Capital gain

Sizzler restaurants, with their all-you-can-eat salad bars and signature cheese toast, are staging a comeback in Sydney six years after leaving the country.

Minor Hotel group will open the casual, family-friendly dining concept, popular in the 1970s and 1980s, in their new NH Collection Hotel at Sydney airport in coming months.

Australia’s nine remaining Sizzlers closed in November 2020. Edwina Pickles

The eatery, founded in the US in 1958, closed all its Australian restaurants in November 2020 after the pandemic disrupted the business.

Minor’s founder and chairman Bill Heinecke confirmed while he was in Sydney this week that Sizzler would return to Australia’s shores. Heinecke told Capital Gain that Minor intends to roll out the restaurant brand across the country.

He said Sizzler would initially operate within the group’s Minor hotels but the venues will be open to the public.

Room rates at the Emirates resort in NSW’s Wolgan Valley start well above $1000 per night.Jason Busch

Minor operates more than 640 hotels, resorts and branded residences across 59 countries around the world. Its Minor Food division owns Coffee Club, which has been selling Sizzler’s famous cheese toast to customers. There group will also bring back the popular Benihana Japanese restaurants.

“We have a number of exciting projects in Australia with the opening of the 90-room NH Collection hotel at 102-106 Robey Street, Mascot, and the Avani in Wollongong, and we are also looking at branded residences,” he said.

“Sizzler can be in hotels or as standalone sites, depending on the opportunities.”

The hotel sector is gaining momentum. Sydney-based developer Fortis is looking for a hotel manager for its project in Richmond in Melbourne’s inner east. Emirates airline has injected $50 million to upgrade its Wolgan Valley resort in regional NSW which will be managed by Marriott International as the Emirates Wolgan Valley Ritz Carlton Lodge.

Flat pack

Furniture giant IKEA is selling its long-standing warehouse at 1-3 Leeds Street in Rhodes with a big ticket price of around $90 million.

The warehouse, deemed surplus to requirements, covers 6109 square metres on a 10,135 sq m site. While large, it’s not as big as another of IKEA’s sites on the Princes Highway in Tempe, which is flat-pack furniture retailer’s biggest in the southern hemisphere.

The Rhodes site has the potential to significantly increase the density of buildings on the block to take advantage of the government’s Infill-Affordable Housing Bonus. Several established developers are constructing in the area, including Billbergia, Deicorp, Meriton and E-Cove.

IKEA is selling a warehouse.AP

Savills agents Stuart Cox, Neil Cooke, Johnathon Broome and Houssam Yakzan said the site has a 123-metre north-facing frontage to the Parramatta River. Early interest is around $90 million-plus, the said.

Cupit and Ford

Private fund manager Centennial, run by property stalwarts Paul Ford and David Cupit, has swooped on a strategic industrial site at 15 Daniel Street in Wetherill Park for $42.1 million.

The property will be added to the Centennial-managed $780 million Enhanced Value Partnership fund which already boasts 14 assets on Australia’s eastern seaboard. The site was sold by the privately owned Madad group.

The 2.05-hectare block has a 7449 sq m warehouse fully leased to Sunrise Medical. Alongside that is 8000 sq m of vacant developable land with approvals in place for a multi-tenant estate worth around $74 million.

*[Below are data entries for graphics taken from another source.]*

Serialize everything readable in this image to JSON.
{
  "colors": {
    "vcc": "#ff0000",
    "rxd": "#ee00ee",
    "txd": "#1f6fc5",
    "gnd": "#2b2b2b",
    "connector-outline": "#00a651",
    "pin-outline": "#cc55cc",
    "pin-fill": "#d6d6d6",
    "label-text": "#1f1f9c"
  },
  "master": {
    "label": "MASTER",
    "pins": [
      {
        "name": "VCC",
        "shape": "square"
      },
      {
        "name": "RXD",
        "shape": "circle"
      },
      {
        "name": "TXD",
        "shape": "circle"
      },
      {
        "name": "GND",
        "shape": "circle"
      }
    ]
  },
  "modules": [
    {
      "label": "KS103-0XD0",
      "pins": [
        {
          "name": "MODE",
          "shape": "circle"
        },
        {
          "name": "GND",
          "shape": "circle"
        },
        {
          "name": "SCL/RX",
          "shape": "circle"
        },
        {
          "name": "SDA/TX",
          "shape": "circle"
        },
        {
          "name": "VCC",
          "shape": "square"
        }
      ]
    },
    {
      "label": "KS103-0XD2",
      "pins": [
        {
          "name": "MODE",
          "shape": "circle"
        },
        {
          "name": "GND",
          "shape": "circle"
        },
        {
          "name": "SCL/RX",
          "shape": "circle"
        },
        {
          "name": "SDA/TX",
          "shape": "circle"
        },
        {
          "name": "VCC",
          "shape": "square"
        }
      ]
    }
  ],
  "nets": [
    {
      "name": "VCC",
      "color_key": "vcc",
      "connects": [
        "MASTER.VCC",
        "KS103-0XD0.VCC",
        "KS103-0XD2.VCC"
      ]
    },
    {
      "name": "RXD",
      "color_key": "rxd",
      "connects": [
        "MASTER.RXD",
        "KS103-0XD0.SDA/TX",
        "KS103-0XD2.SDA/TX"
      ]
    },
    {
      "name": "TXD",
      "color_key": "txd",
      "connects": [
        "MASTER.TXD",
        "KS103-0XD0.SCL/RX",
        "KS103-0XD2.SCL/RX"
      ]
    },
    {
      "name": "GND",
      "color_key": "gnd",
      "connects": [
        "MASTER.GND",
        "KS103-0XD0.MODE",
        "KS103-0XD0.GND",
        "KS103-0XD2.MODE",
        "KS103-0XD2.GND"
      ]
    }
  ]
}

Cupit, head of funds management at Centennial, said Wetherill Park was a core infill market in Sydney’s central west and had been on the company’s investment radar for some time.

Centennial is primarily focused on industrial and logistics, office, retail and boutique residential property. It has a portfolio of 68 assets and around $2.5 billion funds under management.

ReVest Property Group’s Elijah Shakir brokered the off-market sale.

Flying high

A large, triple-frontage last-mile development site at Mascot is being sold by private investors ISAK Investments. Company records show the vendor is a family-owned company headed by Sydney Tatler Wines hoteliers, brothers Theo and Spiro Isak.

The two adjoining parcels of land on the corner of 210 O’Riordan Street and 133-137 Baxter Road are on the market with price expectations north of $30 million.

The site has approval for a 13-storey commercial office tower with physical commencement status from the Land & Environment Court. If completed, it will have 10,800 sq m of office space with 187 car spaces on a 2100 sq m site.

Cushman & Wakefield’s Tom Barnie, Nick Mallett and Jake Smith have the listing.

Across town, two contiguous offices at 94 and 196A Miller Street in North Sydney owned by the NSW government have sold for a figure in the “mid to upper $20 million range.”

The 2289 sq m buildings, adjacent to the Victoria Cross metro station, were acquired by the adjoining owner Monte Sant’ Angelo Mercy College as an opportunity for long-term strategic consolidation.

The transaction was managed by Colliers’ Tom Appleby, Joseph Lin and Charlie Gilmour.